Some recent studies suggest that kidney involvement in scleroderma may be more widespread than appreciated.
There may be some level of abnormal kidney function in many patients with scleroderma, detectable by assessing the ability of the kidneys to concentrate the urine or by other sophisticated kidney function tests.
It is not clear whether such patients are at greater risk for developing scleroderma renal crisis. This population could be targeted for closer monitoring. Future studies should help elucidate this point.
The point to remember is that kidney disease in scleroderma is treatable. The key to success is early detection and aggressive therapy with appropriate drugs.
Because kidney disease is often abrupt in onset and can be devastating in its manifestations, the physician and patient need to be partners in monitoring for kidney involvement.
Prednisone or Dexamethasone should only be taken in a hospital setting where sudden rises in blood pressure can be dealt with quickly. All of the drugs required to keep mid to severe scleroderma under control are very expensive. Because of the multiple organs affected, and the costs for immunosuppressive therapy can bankrupt a patient and her family, I’m adding here a list of numbers and links for help with precscription payments.

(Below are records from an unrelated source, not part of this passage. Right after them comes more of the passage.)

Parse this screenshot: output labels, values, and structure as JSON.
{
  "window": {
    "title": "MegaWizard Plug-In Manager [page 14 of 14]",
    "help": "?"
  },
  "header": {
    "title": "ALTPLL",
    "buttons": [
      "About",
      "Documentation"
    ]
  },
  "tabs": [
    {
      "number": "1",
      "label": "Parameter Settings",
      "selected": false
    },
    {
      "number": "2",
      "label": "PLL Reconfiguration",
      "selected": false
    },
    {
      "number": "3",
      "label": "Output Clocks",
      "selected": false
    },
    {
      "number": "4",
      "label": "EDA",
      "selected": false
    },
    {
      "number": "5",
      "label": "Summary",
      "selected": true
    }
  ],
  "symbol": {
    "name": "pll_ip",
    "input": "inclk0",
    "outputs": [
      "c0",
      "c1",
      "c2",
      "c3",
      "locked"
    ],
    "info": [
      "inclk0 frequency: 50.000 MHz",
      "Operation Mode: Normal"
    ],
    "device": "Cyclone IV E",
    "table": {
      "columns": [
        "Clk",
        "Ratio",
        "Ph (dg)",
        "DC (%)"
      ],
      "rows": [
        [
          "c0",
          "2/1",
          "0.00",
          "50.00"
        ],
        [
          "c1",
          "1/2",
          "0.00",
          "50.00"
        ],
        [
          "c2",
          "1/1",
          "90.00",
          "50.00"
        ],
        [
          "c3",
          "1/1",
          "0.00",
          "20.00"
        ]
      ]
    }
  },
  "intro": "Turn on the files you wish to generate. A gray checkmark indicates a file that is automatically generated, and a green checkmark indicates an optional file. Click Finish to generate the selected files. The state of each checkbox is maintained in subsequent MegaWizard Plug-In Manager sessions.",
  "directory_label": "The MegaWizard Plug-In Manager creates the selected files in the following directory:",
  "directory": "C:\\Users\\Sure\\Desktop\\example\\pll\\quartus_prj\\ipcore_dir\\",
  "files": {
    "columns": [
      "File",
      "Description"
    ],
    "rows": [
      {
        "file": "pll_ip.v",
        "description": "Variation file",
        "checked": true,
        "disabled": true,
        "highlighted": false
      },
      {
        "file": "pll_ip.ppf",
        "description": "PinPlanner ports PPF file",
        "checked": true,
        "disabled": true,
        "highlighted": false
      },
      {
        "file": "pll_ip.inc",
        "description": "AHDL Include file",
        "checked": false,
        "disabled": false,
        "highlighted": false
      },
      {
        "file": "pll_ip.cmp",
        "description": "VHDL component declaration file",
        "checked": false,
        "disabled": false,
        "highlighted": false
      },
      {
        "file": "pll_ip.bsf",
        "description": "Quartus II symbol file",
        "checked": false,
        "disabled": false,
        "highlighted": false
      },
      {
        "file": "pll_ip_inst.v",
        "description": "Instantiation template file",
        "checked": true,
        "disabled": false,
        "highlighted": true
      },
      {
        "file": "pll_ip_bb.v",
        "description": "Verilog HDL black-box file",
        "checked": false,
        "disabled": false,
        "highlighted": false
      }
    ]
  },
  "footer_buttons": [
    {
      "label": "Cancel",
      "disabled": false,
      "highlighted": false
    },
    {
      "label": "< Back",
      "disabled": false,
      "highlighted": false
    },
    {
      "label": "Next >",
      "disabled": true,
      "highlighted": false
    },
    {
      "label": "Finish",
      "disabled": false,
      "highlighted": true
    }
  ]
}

If you can’t afford to buy your prescription medications, most drug makers offer a limited supply of free prescription medication to eligible patients through Pharmaceutical Manufacturers Patient Assistance Programs (PAPs).
For more information, ask your doctor or your pharmacist, or look in the PhRMA (Pharmaceutical Research and Manufacturers of America) directory. To get the directory, call 800-762-4636 or visit www.phrma.org.
You can also search online at www.helpingpatients.org, a new website created by PhRMA and 48 of its member companies, designed to help providers and patients find Patient Assistance Programs.
The searchable database at www.rxassist.org helps you find PAPs by company, brand name, generic name and drug class. It includes eligibility and application instructions.
Enter information into the online form at www.medicare.gov/Prescription/Home.asp (or call toll-free 877-267-2323) and find programs offering discounted or free medication; assistance with other health care costs; and Medicare health plans that include prescription coverage.
At www.benefitscheckup.org , thanks to the National Council on the Aging (202-479-1200), persons 55 and over can get a personalized report of programs that can help save money on prescription drugs.
If by educating people to the reality of these invisible disorders, I can increase just one persons awareness or lessen someones snap judgement about what these quiet killers do, then I’ve done my job well. It is difficult enough just living with autoimmune related disorders without also having to cope with an unkind and very uninformed public. We may smile, and look well on the outside, but are in reality struggling every single day to live.